Another reporting error has been made -- but this one isn’t the Prince Albert Parkland Health Region’s fault.
The eHealth Saskatchewan, the Treasury Board Crown Corporation responsible for the implementation of the provincial electronic health record, mistakenly faxed 18 results in the province to a private residence.
Out of those results, one patient was from the PAPHR, said Doug Dahl, communications director of PAPHR.
“They have been notified of the privacy breach of their information being faxed to a wrong number,” Dahl said.
The fax service used by eHealth is automated, CEO Susan Antosh explained.
“All of the results are available electronically but some of the physicians prefer to receive the results faxed as well,” Antosh said. “There is an automated fax service and in that fax service you would tag a phone number to a provider and then whenever a result came through for that provider, it would automatically be sent to that particular phone number.”
This error was caused by an employee entering the phone number in wrong, which meant the results were sent to a private residence, Antosh said.
“The results have now all gotten to the physician and have all been resent to the physician,” Antosh said. “I don’t know at this point if there were any impacts to patient care but that is certainly something that we always check on when an event like this occurs.”
Dahl said as far as he knows, the error did not affect the Prince Albert patient.
“There may have been some delays but I don’t believe that’s what happened for the patient in the Prince Albert Parkland Region,” Dahl said. “It was an issue with the provincial system.”
The main issue eHealth is facing because of this error is regarding privacy, Antosh said.
“In this case there was also a privacy breach because the documents went to a private residence,” Antosh said. “As soon as any result is being sent somewhere other than where it should have gone, it is a privacy breach.”
Although someone did not go looking for the results, since they were sent to the wrong fax number it is considered a privacy breach, she said.
“The documents have been disposed of so it is not a continuing privacy breach,” Antosh said.
As well as the documents sent to the private residence being destroyed, eHealth also reported the incident to the Saskatchewan Office of the Information and Privacy Commissioner.
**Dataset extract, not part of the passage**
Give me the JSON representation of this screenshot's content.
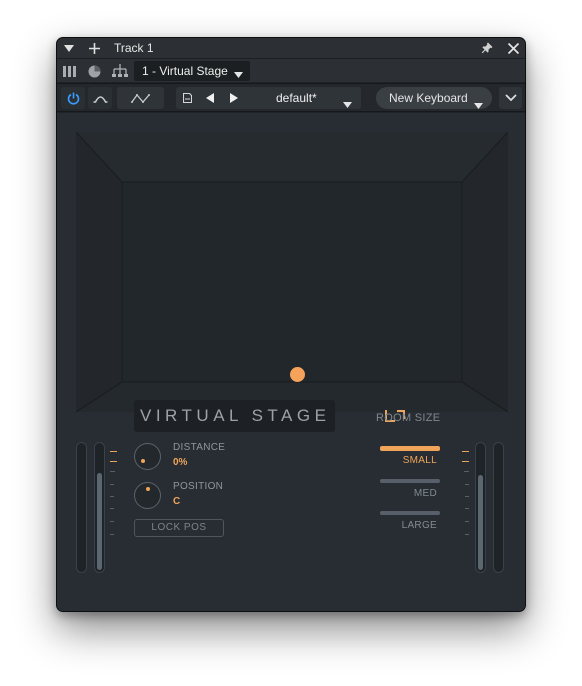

“All of the patients have been informed and we have a number of processes that are put in place in order to try to avoid this happening but occasionally people do type in wrong phone numbers,” Antosh said. “That is what happened in this case. The employee is being talked to and it is again being iterated how important it is to have absolute accuracy in this.”
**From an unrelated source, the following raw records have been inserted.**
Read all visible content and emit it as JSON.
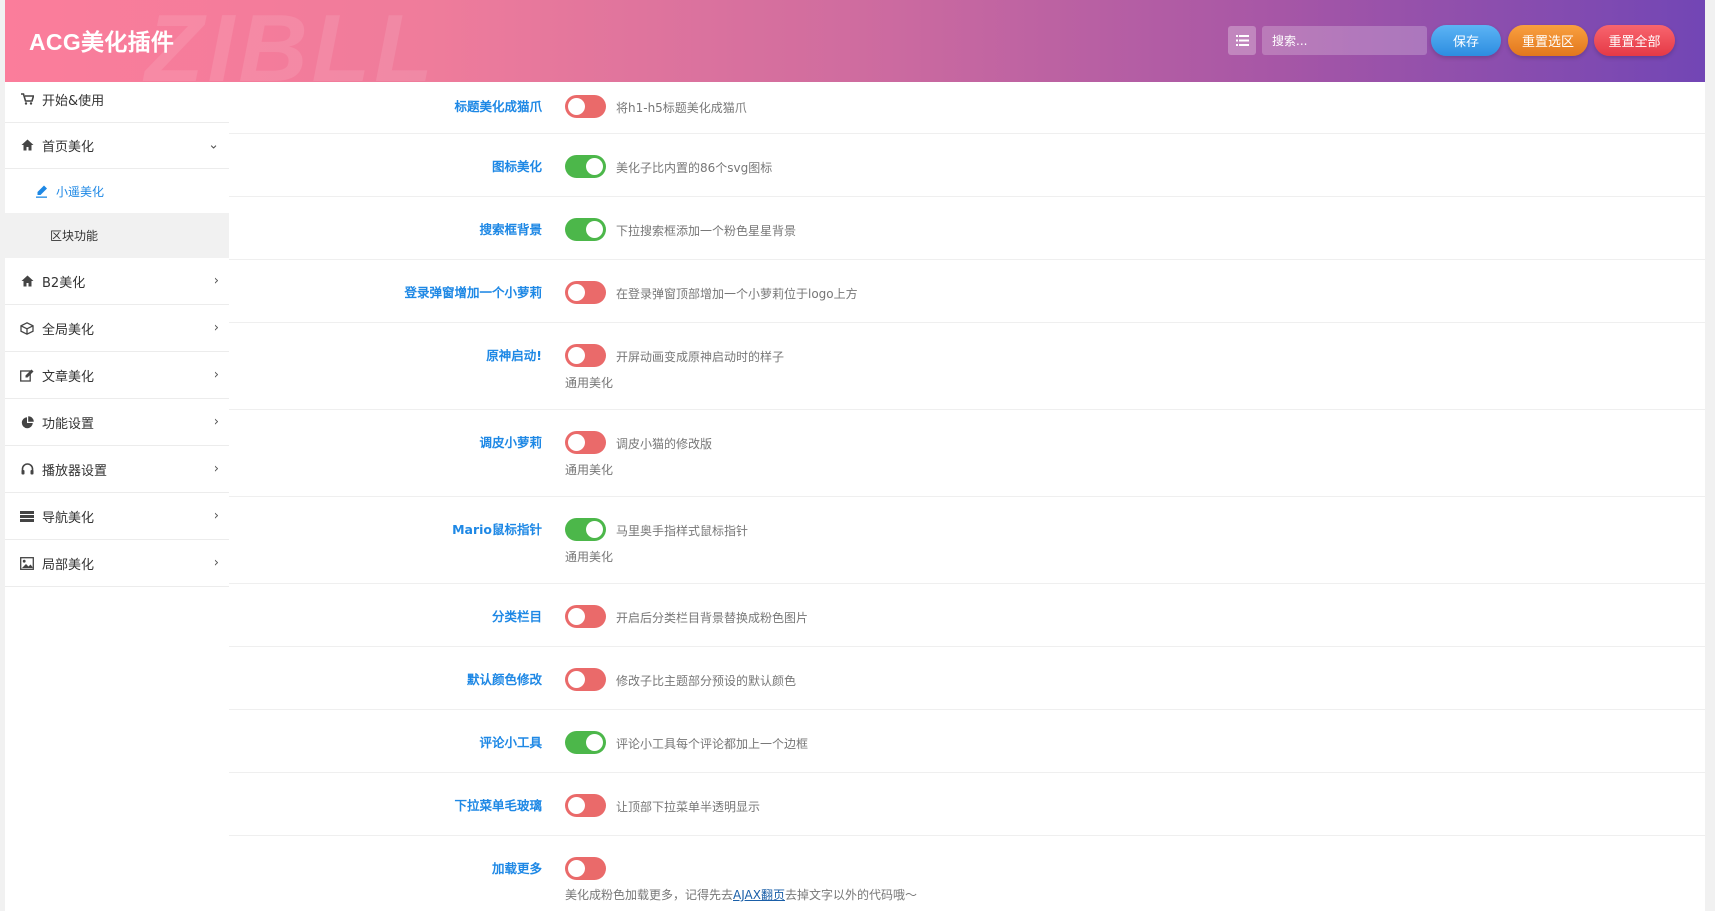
{
  "header": {
    "title": "ACG美化插件",
    "watermark": "ZIBLL",
    "search_placeholder": "搜索...",
    "save_label": "保存",
    "reset_selection_label": "重置选区",
    "reset_all_label": "重置全部"
  },
  "sidebar": {
    "items": [
      {
        "label": "开始&使用",
        "icon": "cart-icon"
      },
      {
        "label": "首页美化",
        "icon": "home-icon",
        "expanded": true
      },
      {
        "label": "B2美化",
        "icon": "home-icon"
      },
      {
        "label": "全局美化",
        "icon": "cube-icon"
      },
      {
        "label": "文章美化",
        "icon": "edit-icon"
      },
      {
        "label": "功能设置",
        "icon": "pie-chart-icon"
      },
      {
        "label": "播放器设置",
        "icon": "headphones-icon"
      },
      {
        "label": "导航美化",
        "icon": "navicon-icon"
      },
      {
        "label": "局部美化",
        "icon": "picture-icon"
      }
    ],
    "subitems": [
      {
        "label": "小遥美化",
        "icon": "pencil-icon",
        "active": true
      },
      {
        "label": "区块功能",
        "active": false
      }
    ]
  },
  "options": [
    {
      "label": "标题美化成猫爪",
      "enabled": false,
      "desc": "将h1-h5标题美化成猫爪"
    },
    {
      "label": "图标美化",
      "enabled": true,
      "desc": "美化子比内置的86个svg图标"
    },
    {
      "label": "搜索框背景",
      "enabled": true,
      "desc": "下拉搜索框添加一个粉色星星背景"
    },
    {
      "label": "登录弹窗增加一个小萝莉",
      "enabled": false,
      "desc": "在登录弹窗顶部增加一个小萝莉位于logo上方"
    },
    {
      "label": "原神启动!",
      "enabled": false,
      "desc": "开屏动画变成原神启动时的样子",
      "sub": "通用美化"
    },
    {
      "label": "调皮小萝莉",
      "enabled": false,
      "desc": "调皮小猫的修改版",
      "sub": "通用美化"
    },
    {
      "label": "Mario鼠标指针",
      "enabled": true,
      "desc": "马里奥手指样式鼠标指针",
      "sub": "通用美化"
    },
    {
      "label": "分类栏目",
      "enabled": false,
      "desc": "开启后分类栏目背景替换成粉色图片"
    },
    {
      "label": "默认颜色修改",
      "enabled": false,
      "desc": "修改子比主题部分预设的默认颜色"
    },
    {
      "label": "评论小工具",
      "enabled": true,
      "desc": "评论小工具每个评论都加上一个边框"
    },
    {
      "label": "下拉菜单毛玻璃",
      "enabled": false,
      "desc": "让顶部下拉菜单半透明显示"
    },
    {
      "label": "加载更多",
      "enabled": false,
      "desc": "",
      "sub_prefix": "美化成粉色加载更多，记得先去",
      "sub_link": "AJAX翻页",
      "sub_suffix": "去掉文字以外的代码哦～"
    }
  ],
  "colors": {
    "accent": "#1e88e5",
    "toggle_on": "#4cb74a",
    "toggle_off": "#ea6a6a",
    "header_gradient": [
      "#fb7d9b",
      "#cf6c9f",
      "#7246b5"
    ]
  }
}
Antosh said there should not have been much of a delay in the results for patients because test results are also available electronically even though some doctors prefer to receive a paper copy instead.
“We do have all of these results available electronically, so even if the providers did not receive them (by fax), they have been available to the provider during the entire period of time,” Antosh said. “It does not necessarily mean there is an impact on the patient, but that is certainly something we are checking out.”
The company apologizes for the error and is taking steps to try to ensure it doesn’t happen again.
“This kind of thing does periodically happen,” Antosh said. “It is certainly not something we like to have happen and eHealth takes full responsibility for the error. We really do regret any concerns or any difficulties that may have happened as a result.”